Q1: In your own words, describe what git rebase main does when you're on a topic branch.
Answer
Git identifies the commits unique to your topic branch (since it diverged from main), temporarily saves their diffs, moves the topic branch pointer to where main is, then replays each saved diff on top, creating new commits. The result is that your topic branch appears to have been started from the tip of main.
Q2: After a rebase, why do the commit SHAs change even though the code changes are the same?
Answer
A commit's SHA is computed from its content, parent pointer, author info, and timestamp. After a rebase, each replayed commit has a different parent (it now points to the new base instead of the old one). A different parent means a different input to the hash function, which produces a different SHA. The code diff is the same, but the commit object is different.
Q3: What is the golden rule of rebase?
Answer
Never rebase commits that have been pushed to a shared branch that others are working on. Rebase rewrites history (creates new commit SHAs), and if others have pulled the old commits, they'll end up with duplicates when they pull your rewritten version.
Q4: During a rebase conflict, what does "ours" refer to?
Answer
During a rebase, "ours" refers to the base branch (e.g., main) — the branch you're rebasing onto. This is the opposite of merge, where "ours" is the branch you're currently on. The swap happens because rebase first resets to the base branch, then replays your commits as "theirs."
Q5: You're working on feature-x and need to incorporate the latest changes from main. Write the commands for both the merge approach and the rebase approach.
Answer
Merge approach:
git switch feature-xgit merge main
Rebase approach:
git switch feature-xgit rebase main# (then, if previously pushed:)git push --force-with-lease
Q6: What does git rebase --abort do? When would you use it?
Answer
git rebase --abort cancels the in-progress rebase and restores your branch to exactly the state it was in before the rebase started. You use it when you encounter unexpected conflicts and want to start over, or when you realize you're rebasing the wrong branch.
Q7: Why is git pull --rebase generally preferred over git pull (with merge)?
Answer
git pull --rebase replays your local commits on top of the remote changes, creating a clean linear history. Plain git pull creates a merge commit every time local and remote have diverged, cluttering the log with unnecessary merge commits that have no semantic meaning (they just record a sync point).

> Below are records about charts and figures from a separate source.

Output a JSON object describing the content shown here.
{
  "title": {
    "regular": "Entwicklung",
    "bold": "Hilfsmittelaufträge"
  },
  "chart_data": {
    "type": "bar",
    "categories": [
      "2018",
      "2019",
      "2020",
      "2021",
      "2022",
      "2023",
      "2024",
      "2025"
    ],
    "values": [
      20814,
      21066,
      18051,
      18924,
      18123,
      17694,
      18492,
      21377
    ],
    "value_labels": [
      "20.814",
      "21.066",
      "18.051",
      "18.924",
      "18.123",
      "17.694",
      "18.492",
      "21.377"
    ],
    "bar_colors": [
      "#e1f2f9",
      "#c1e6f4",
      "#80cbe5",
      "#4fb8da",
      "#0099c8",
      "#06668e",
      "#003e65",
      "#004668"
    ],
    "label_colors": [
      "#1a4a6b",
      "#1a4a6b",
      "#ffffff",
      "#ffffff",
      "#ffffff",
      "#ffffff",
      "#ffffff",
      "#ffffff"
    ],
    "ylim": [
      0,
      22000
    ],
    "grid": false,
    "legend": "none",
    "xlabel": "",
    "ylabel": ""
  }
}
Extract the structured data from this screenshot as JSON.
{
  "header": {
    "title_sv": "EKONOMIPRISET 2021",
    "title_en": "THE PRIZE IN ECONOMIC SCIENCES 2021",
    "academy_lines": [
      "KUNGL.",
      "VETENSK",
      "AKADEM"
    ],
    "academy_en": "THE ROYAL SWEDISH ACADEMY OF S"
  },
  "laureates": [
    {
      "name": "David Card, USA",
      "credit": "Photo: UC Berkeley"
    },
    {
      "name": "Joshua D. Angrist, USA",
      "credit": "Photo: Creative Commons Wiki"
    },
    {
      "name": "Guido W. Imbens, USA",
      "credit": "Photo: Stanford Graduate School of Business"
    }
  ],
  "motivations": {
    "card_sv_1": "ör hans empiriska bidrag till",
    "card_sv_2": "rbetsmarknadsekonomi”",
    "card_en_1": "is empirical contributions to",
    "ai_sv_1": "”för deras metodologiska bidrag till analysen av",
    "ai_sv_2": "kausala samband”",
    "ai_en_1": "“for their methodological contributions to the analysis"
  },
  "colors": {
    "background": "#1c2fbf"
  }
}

Q8: You rebase your feature branch and now git push is rejected. Why? What should you do?
Answer
git push is rejected because rebase rewrote history — the local commits have different SHAs than the ones on the remote. Git sees this as a non-fast-forward push and refuses it to protect you from losing work. You should use git push --force-with-lease, which is safe because it verifies no one else pushed to your branch since your last fetch.
Q9: True or false: a rebase can produce more conflict resolution steps than a merge for the same set of changes.
Answer
True. A merge combines all divergent changes into a single resolution step. A rebase replays commits one at a time, and each commit can produce its own conflict. If you have 5 commits on your branch, you might have to resolve conflicts 5 separate times. However, each individual resolution is typically smaller and easier to reason about.
Q10: Explain the recommended workflow: "rebase while developing, merge when done."
Answer
While you're actively working on a feature branch, regularly rebase it onto main to stay up to date. This keeps your branch clean and minimizes conflict size. When your feature is complete and the PR is approved, merge it into main with --no-ff. The final merge commit serves as a marker in history showing when the feature was integrated, while the individual commits within the branch tell the story of how it was built.